It’s been a long time since tools were regularly made in the U.S, with pretty much all of them migrating to foreign shores over the years. But is the tide changing?
When’s the last time you saw a sticker or other notice that something you bought for the shop was “Made in U.S.A.?” A long time, probably. Well, here’s something else I’m betting you haven’t seen in a while:
That’s a photo I snapped earlier this week showing part of a production line at DeWalt’s new tool plant in Charlotte, N.C. The facility builds a couple cordless drill models and a recip saw, while additional tools originate at six other domestic plants DeWalt inaugurated in just the last two years. And DeWalt isn’t the only American brand name exploring the idea of making things here again. We’re beginning to see it often enough, in fact, that media outlets covering manufacturing and the economy have even come up with a word for it: “reshoring,” or returning formerly overseas production to home shores.
Why? Well, for one thing, it’s just good business. Americans overwhelmingly prefer to buy goods made in America – an impressive 78%, according to a 2013 Consumer Reports survey – and giving potential customers what they want is kind of a no-brainer.
I’ll leave it to you to argue whether tools produced in the U.S. are better than those produced overseas. I’ve pointed out on a number of occasions that U.S.-made goods aren’t necessarily better. Where something is produced isn’t the factor that controls quality, it’s the company making the product that controls the quality. That said, an awful lot of woodworkers have an awful lot of yellow in their shops – including me – so it’s clear that DeWalt, the controlling company, is doing something right.

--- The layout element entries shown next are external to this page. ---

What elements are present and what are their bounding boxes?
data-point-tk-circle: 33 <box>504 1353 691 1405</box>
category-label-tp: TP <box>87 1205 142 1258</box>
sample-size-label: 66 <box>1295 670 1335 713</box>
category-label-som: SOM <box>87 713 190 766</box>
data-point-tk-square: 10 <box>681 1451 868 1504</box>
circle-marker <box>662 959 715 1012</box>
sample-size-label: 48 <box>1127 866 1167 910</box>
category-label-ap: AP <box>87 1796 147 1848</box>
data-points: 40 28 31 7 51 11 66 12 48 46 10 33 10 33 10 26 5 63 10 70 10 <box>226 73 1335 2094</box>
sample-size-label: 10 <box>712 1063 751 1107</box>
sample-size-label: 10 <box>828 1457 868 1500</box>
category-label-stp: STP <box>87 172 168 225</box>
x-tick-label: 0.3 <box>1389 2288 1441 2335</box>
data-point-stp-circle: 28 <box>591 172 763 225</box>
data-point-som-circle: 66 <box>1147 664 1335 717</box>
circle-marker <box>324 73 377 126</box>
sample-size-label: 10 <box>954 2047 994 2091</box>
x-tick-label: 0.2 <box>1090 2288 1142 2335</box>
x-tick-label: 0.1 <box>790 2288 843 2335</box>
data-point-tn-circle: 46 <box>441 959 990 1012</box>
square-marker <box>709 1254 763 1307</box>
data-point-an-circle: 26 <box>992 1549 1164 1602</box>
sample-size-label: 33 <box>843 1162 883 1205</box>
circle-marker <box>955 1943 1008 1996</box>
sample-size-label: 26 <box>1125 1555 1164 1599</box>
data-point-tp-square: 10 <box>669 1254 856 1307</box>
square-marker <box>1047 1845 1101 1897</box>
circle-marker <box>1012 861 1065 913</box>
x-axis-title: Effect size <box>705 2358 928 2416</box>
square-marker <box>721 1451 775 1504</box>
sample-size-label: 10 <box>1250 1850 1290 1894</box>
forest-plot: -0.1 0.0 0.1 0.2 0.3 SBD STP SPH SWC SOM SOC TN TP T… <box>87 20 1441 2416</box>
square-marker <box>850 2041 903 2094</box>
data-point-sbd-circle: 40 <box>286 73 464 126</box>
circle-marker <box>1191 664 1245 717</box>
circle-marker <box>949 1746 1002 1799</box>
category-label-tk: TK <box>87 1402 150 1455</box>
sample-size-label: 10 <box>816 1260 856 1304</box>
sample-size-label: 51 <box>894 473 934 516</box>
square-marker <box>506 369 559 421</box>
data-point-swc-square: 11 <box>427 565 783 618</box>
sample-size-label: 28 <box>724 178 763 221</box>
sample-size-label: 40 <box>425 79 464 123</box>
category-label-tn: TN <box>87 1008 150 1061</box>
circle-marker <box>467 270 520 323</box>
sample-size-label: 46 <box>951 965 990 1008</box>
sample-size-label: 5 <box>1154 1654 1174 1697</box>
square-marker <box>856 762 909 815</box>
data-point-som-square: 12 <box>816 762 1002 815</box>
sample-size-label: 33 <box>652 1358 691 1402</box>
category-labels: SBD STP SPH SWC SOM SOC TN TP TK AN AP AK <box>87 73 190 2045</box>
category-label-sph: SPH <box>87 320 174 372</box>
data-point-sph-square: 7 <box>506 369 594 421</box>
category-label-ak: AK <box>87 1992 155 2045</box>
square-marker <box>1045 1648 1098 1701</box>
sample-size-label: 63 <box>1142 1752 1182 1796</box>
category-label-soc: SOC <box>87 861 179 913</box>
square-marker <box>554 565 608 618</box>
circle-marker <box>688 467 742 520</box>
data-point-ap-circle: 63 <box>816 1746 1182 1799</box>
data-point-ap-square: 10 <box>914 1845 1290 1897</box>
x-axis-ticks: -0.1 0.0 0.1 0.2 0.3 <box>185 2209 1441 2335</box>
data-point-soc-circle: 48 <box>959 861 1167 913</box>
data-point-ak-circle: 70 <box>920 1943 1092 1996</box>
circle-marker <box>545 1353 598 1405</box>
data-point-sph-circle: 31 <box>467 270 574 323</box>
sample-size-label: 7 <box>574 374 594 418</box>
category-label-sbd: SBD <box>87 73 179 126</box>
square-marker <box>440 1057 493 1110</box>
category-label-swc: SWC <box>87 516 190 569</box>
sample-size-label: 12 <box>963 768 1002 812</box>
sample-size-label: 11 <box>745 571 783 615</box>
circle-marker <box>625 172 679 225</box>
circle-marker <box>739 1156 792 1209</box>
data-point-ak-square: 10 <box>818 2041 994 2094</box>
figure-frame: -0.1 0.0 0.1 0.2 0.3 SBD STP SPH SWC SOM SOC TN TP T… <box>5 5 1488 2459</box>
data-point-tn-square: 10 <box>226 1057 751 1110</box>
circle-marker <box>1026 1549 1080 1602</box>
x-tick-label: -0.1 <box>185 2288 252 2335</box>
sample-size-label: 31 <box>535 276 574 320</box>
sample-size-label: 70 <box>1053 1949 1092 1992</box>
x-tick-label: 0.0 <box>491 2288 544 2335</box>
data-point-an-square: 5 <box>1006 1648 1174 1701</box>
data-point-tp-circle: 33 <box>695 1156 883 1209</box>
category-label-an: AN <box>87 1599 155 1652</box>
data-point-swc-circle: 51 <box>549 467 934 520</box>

But one thing that’s not debatable is that an item produced overseas doesn’t use a U.S. employee on the assembly line, and I think that’s the key here. In the case of DeWalt, they’ve hired some 500 new employees – so far – to work the lines at their seven U.S. plants. In a population of 320 million, I suppose that 500 people gainfully employed aren’t going to make a huge bump in the employment numbers, but it’s a darn good start. Especially if other tool manufacturers take notice and follow suit.
And that’s something I’d like to see.